Het sluiten van laagdrempelige poli's voor aanvullende curatieve soa-zorg is dan ook niet noodzakelijk. Of er poli's gaan sluiten hangt af van wat de regio's zelf overeenkomen. Nederland is opgedeeld in zeven regio's (de regio Zuid-Holland is weer in twee delen verdeeld) en per regio ontvangt een coördinerende GGD de subsidie ten behoeve van die regio. Per regio is er in ieder geval één soa-polikliniek maar de regio kan ervoor kiezen om ook op andere plekken poli's in stand te houden. Dit gaat in onderling overleg tussen de GGD'en in die regio. De subsidieregeling stelt namelijk dat de aanvraag voor instellingssubsidie door de coördinerende GGD vergezeld moet gaan van een activiteitenplan en van verklaringen van (zoveel mogelijk) andere GGD'en uit het verzorgingsgebied waaruit blijkt dat zij instemmen met de soa-coördinatie. De regeling stelt ook dat de soa-bestrijding van verantwoorde kwaliteit moet zijn. Ik vind het daarbij zeer gewenst dat de poli's voldoen aan de door de beroepsgroepen speciaal voor deze voorziening opgestelde kwaliteitseisen, bijvoorbeeld eisen over een minimum aantal consulten.

Vraag 3
Waarom zijn deze criteria nu pas, en niet eerder, bekend gemaakt? Deelt u de mening dat dit voor GGD'en onwerkbaar is?

Antwoord 3
De criteria zijn niet nu pas bekend gemaakt. De subsidieregeling is in overleg met het veld opgesteld en op 19 september 2005 gepubliceerd. Reeds in 2004 heeft GGD Nederland op ons verzoek een voorstel gedaan voor een regio-indeling in zeven regio's (waarvan één regio in twee delen) met coördinerende GGD'en. Dit voorstel heb ik overgenomen. In 2005 is in overleg met deze coördinerende GGD'en (namens hun regio) de regeling opgesteld, zij hebben daarbij goed naar de criteria en de basisgegevens kunnen kijken.

Vraag 4
Realiseert u zich dat door het sluiten van laagdrempelige SOA-poli's langere reistijden zullen ontstaan voor een SOA-consult?
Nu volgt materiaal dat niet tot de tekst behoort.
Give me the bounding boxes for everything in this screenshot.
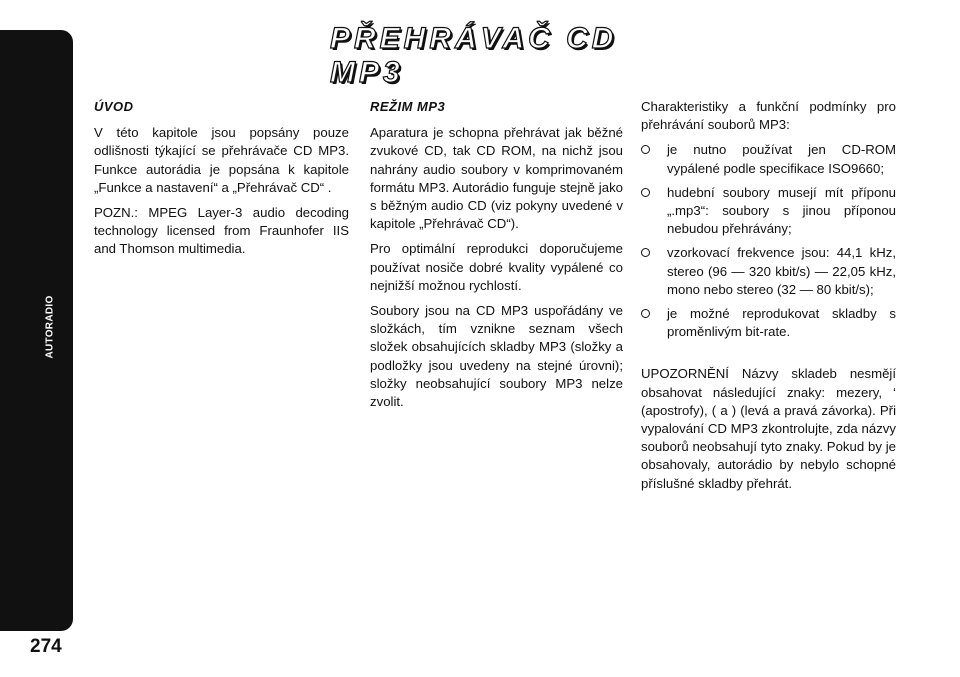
paragraph: POZN.: MPEG Layer-3 audio decoding technology licensed from Fraunhofer IIS and Thomson multimedia. (94, 205, 349, 257)
paragraph: Aparatura je schopna přehrávat jak běžné zvukové CD, tak CD ROM, na nichž jsou nahrány audio soubory v komprimovaném formátu MP3. Autorádio funguje stejně jako s běžným audio CD (viz pokyny uvedené v kapitole „Přehrávač CD“). (370, 125, 623, 232)
list-item: hudební soubory musejí mít příponu „.mp3“: soubory s jinou příponou nebudou přehrávány; (641, 184, 896, 239)
column-characteristics (641, 98, 896, 500)
column-intro (94, 98, 349, 266)
list-item: je možné reprodukovat skladby s proměnlivým bit-rate. (641, 305, 896, 341)
section-heading-uvod: ÚVOD (94, 99, 134, 114)
page-number: 274 (30, 636, 62, 657)
side-tab (0, 30, 73, 631)
paragraph: V této kapitole jsou popsány pouze odlišnosti týkající se přehrávače CD MP3. Funkce autorádia je popsána k kapitole „Funkce a nastavení“ a „Přehrávač CD“ . (94, 125, 349, 195)
section-label: AUTORADIO (44, 295, 56, 359)
paragraph: Pro optimální reprodukci doporučujeme používat nosiče dobré kvality vypálené co nejnižší možnou rychlostí. (370, 241, 623, 293)
bullet-circle-icon (641, 188, 650, 197)
page-title: PŘEHRÁVAČ CD MP3 (330, 22, 618, 89)
bullet-circle-icon (641, 145, 650, 154)
list-item: je nutno používat jen CD-ROM vypálené podle specifikace ISO9660; (641, 141, 896, 177)
bullet-circle-icon (641, 248, 650, 257)
section-heading-rezim-mp3: REŽIM MP3 (370, 99, 446, 114)
paragraph: Soubory jsou na CD MP3 uspořádány ve složkách, tím vznikne seznam všech složek obsahujících skladby MP3 (složky a podložky jsou uvedeny na stejné úrovni); složky neobsahující soubory MP3 nelze zvolit. (370, 303, 623, 410)
warning-paragraph: UPOZORNĚNÍ Názvy skladeb nesmějí obsahovat následující znaky: mezery, ‘ (apostrofy), ( a ) (levá a pravá závorka). Při vypalování CD MP3 zkontrolujte, zda názvy souborů neobsahují tyto znaky. Pokud by je obsahovaly, autorádio by nebylo schopné příslušné skladby přehrát. (641, 366, 896, 491)
bullet-list (641, 141, 896, 341)
list-item: vzorkovací frekvence jsou: 44,1 kHz, stereo (96 — 320 kbit/s) — 22,05 kHz, mono nebo stereo (32 — 80 kbit/s); (641, 244, 896, 299)
column-mp3-mode (370, 98, 623, 418)
paragraph: Charakteristiky a funkční podmínky pro přehrávání souborů MP3: (641, 99, 896, 133)
bullet-circle-icon (641, 309, 650, 318)
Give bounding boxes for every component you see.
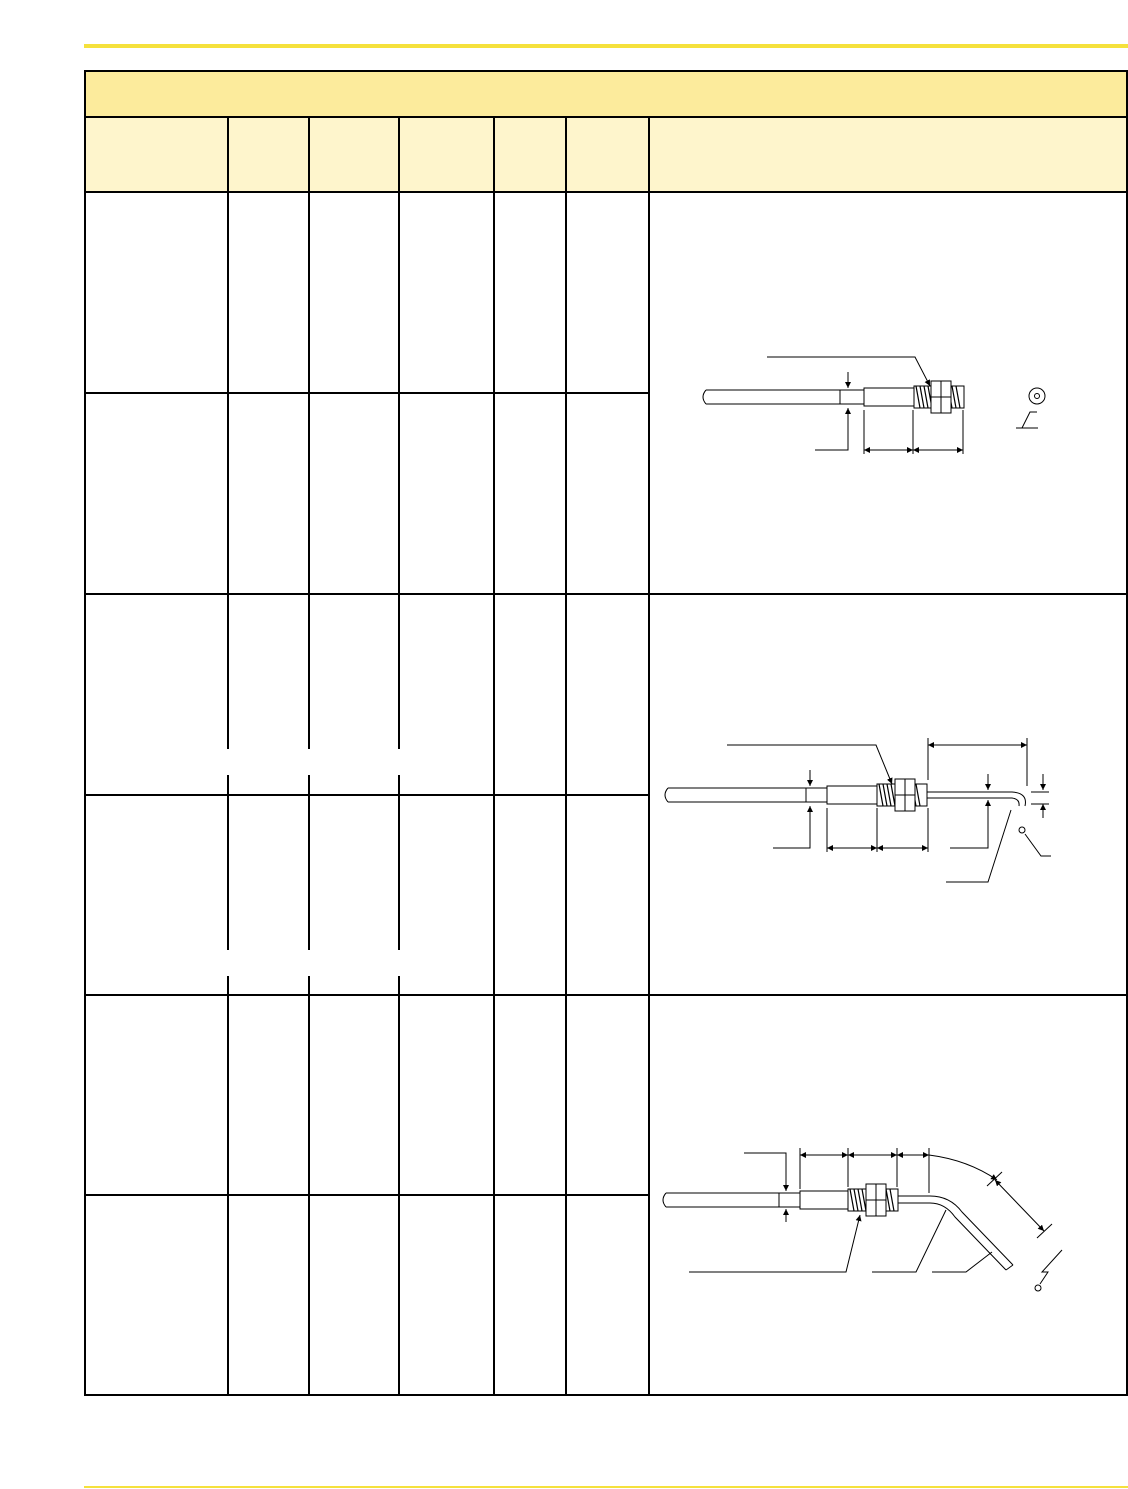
diagram-bent-tip-probe bbox=[665, 738, 1051, 882]
diagram-45-degree-bend-probe bbox=[663, 1148, 1062, 1291]
diagram-straight-probe bbox=[703, 357, 1045, 454]
table-title-band bbox=[85, 71, 1127, 117]
table-grid bbox=[85, 71, 1127, 1395]
table-header-row bbox=[85, 117, 1127, 192]
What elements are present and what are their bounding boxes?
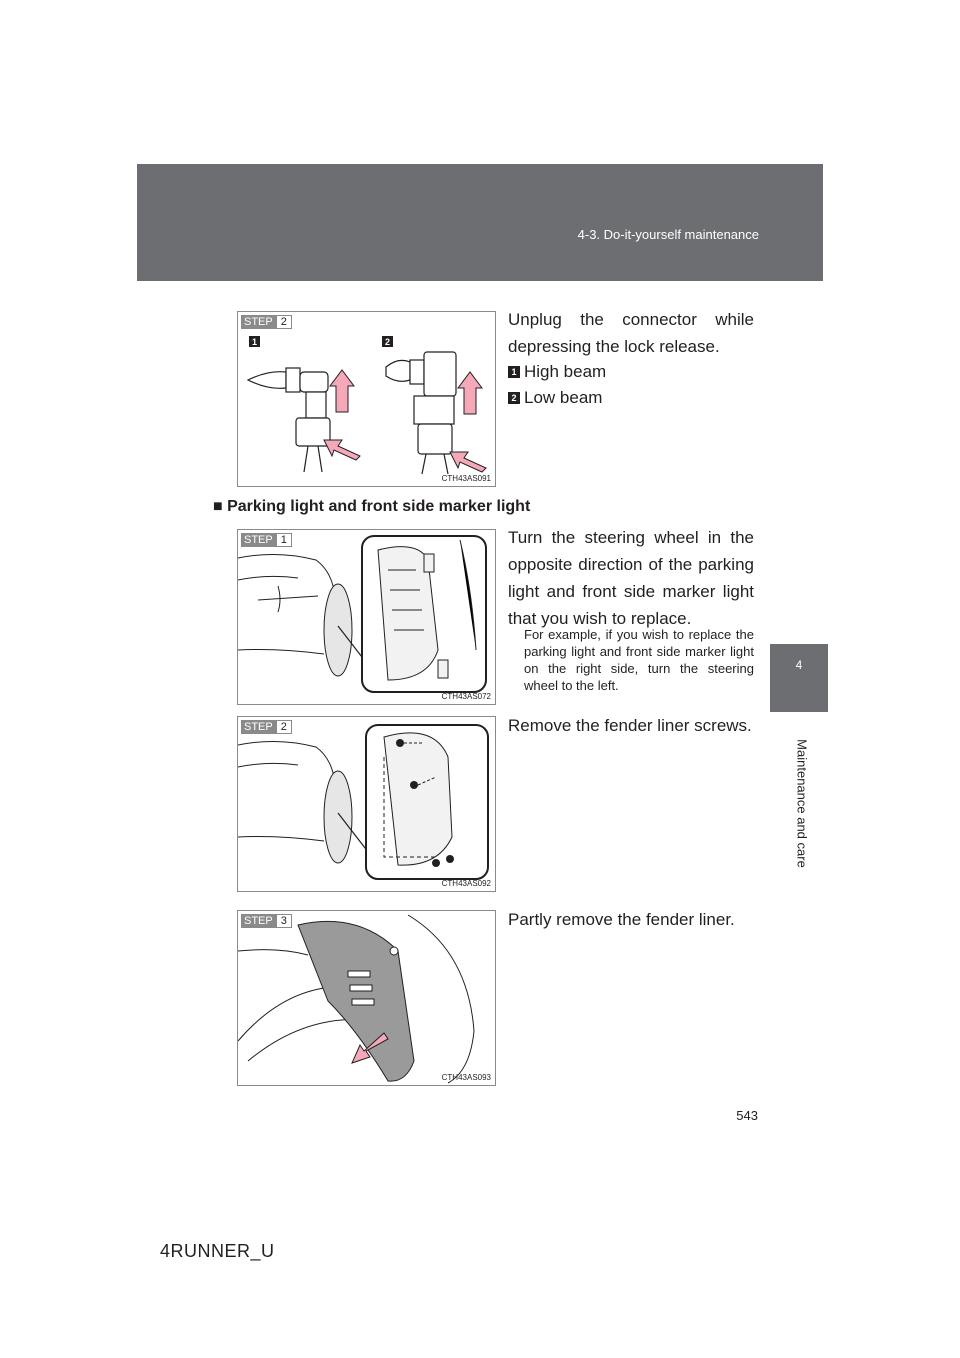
figure-steering-wheel	[237, 529, 496, 705]
step-badge: STEP 3	[241, 914, 292, 928]
item-marker: 2	[508, 392, 520, 404]
page-number: 543	[736, 1108, 758, 1123]
figure-code: CTH43AS092	[441, 879, 491, 888]
fender-screws-illustration	[238, 717, 495, 891]
section-title: 4-3. Do-it-yourself maintenance	[577, 227, 759, 242]
step-text: Remove the fender liner screws.	[508, 716, 752, 735]
step-note: For example, if you wish to replace the parking light and front side marker light on the right side, turn the steering wheel to the left.	[524, 627, 754, 693]
figure-bulb-connectors	[237, 311, 496, 487]
figure-code: CTH43AS093	[441, 1073, 491, 1082]
fender-liner-illustration	[238, 911, 495, 1085]
bulb-connector-illustration	[238, 312, 495, 486]
section-heading: ■ Parking light and front side marker light	[213, 498, 531, 515]
list-item	[508, 362, 606, 382]
chapter-tab	[770, 644, 828, 712]
svg-text:2: 2	[384, 337, 391, 347]
step-text: Partly remove the fender liner.	[508, 910, 735, 929]
chapter-label: Maintenance and care	[794, 739, 810, 868]
figure-fender-screws	[237, 716, 496, 892]
item-label: High beam	[524, 362, 607, 381]
step-badge: STEP 1	[241, 533, 292, 547]
step-text: Unplug the connector while depressing the lock release.	[508, 310, 754, 356]
step-badge: STEP 2	[241, 720, 292, 734]
page-header	[137, 164, 823, 281]
list-item	[508, 388, 602, 408]
figure-code: CTH43AS072	[441, 692, 491, 701]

Wat betekent dit voor de toegankelijkheid van de SOA-bestrijding voor bepaalde groepen zoals verslaafden, prostituees, daklozen, jongeren etc., die niet of nauwelijks via andere kanalen te bereiken zijn?

Antwoord 4
Zie ook mijn antwoord op vraag twee. De kern van de nieuwe organisatie is dat de regio ervoor kan en moet zorgen dat er goede aanvullende soa-bestrijding is waarbij zoveel mogelijk de risicogroepen worden bereikt. De nieuwe regeling per 2006 geeft juist een betere spreiding over Nederland. De vraag waar in de regio voorzieningen nodig zijn is dan ook in eerste plaats aan de regio zelf om te bepalen. Het is dus niet nodig om poli's te sluiten tenzij regio's daartoe beslissen. De groepen die u noemt zijn hoog-risicogroepen die inderdaad vaak moeilijk bereikbaar zijn. De regeling stimuleert de GGD'en juist om zich meer te richten op die groepen. De prevalentie van soa is daar immers hoog dus het loont om extra moeite, bijvoorbeeld via outreachend werk, te doen om deze groepen te bereiken. Overigens is het outreachend werk van het GGD'en een reguliere taak op basis van de Wet Collectieve Preventie Volksgezondheid, en valt dit lokale maatwerk onder de verantwoordelijkheid van de gemeenten. De nieuwe regeling is uitsluitend bedoeld als aanvulling op de preventie-activiteiten van gemeenten en hun GGD'en en de reguliere soa-bestrijding in de zorg.

Vraag 5
Deelt u de mening dat dit in strijd is met uw voornemen om de SOA-bestrijding efficiënter aan te pakken door de zorg regionaal te organiseren?

Antwoord 5
Nee

Vraag 6
Wat gaat u doen om uw beleid ten aanzien van de coördinerende GGD'en te verbeteren, teneinde te voorkomen dat laagdrempelige voorzieningen worden opgeheven?

Antwoord 6
Ik heb ten aanzien van coördinerende GGD'en geen beleid met deze specifieke doelstelling. Ik heb bewust gekozen voor een regionaal georganiseerde aanvullende soa-bestrijding om een goede landelijke dekking te krijgen die tegelijk niet te versnipperd is, de zorg is immers aanvullend én moet kunnen voldoen aan minimale kwaliteitseisen. En ik heb gekozen voor een financieringsregeling die het vinden van soa beloont en die dus juist GGD'en stimuleert zich actief op hoog-risicogroepen te richten. Zie ook mijn antwoord op vraag vier. De regeling stelt overigens dat de aanvraag voor instellingssubsidie door de coördinerende GGD vergezeld moet gaan van een activiteitenplan en van verklaringen van (zoveel mogelijk) andere GGD'en uit het verzorgingsgebied waaruit blijkt dat zij instemmen met de soa-coördinatie.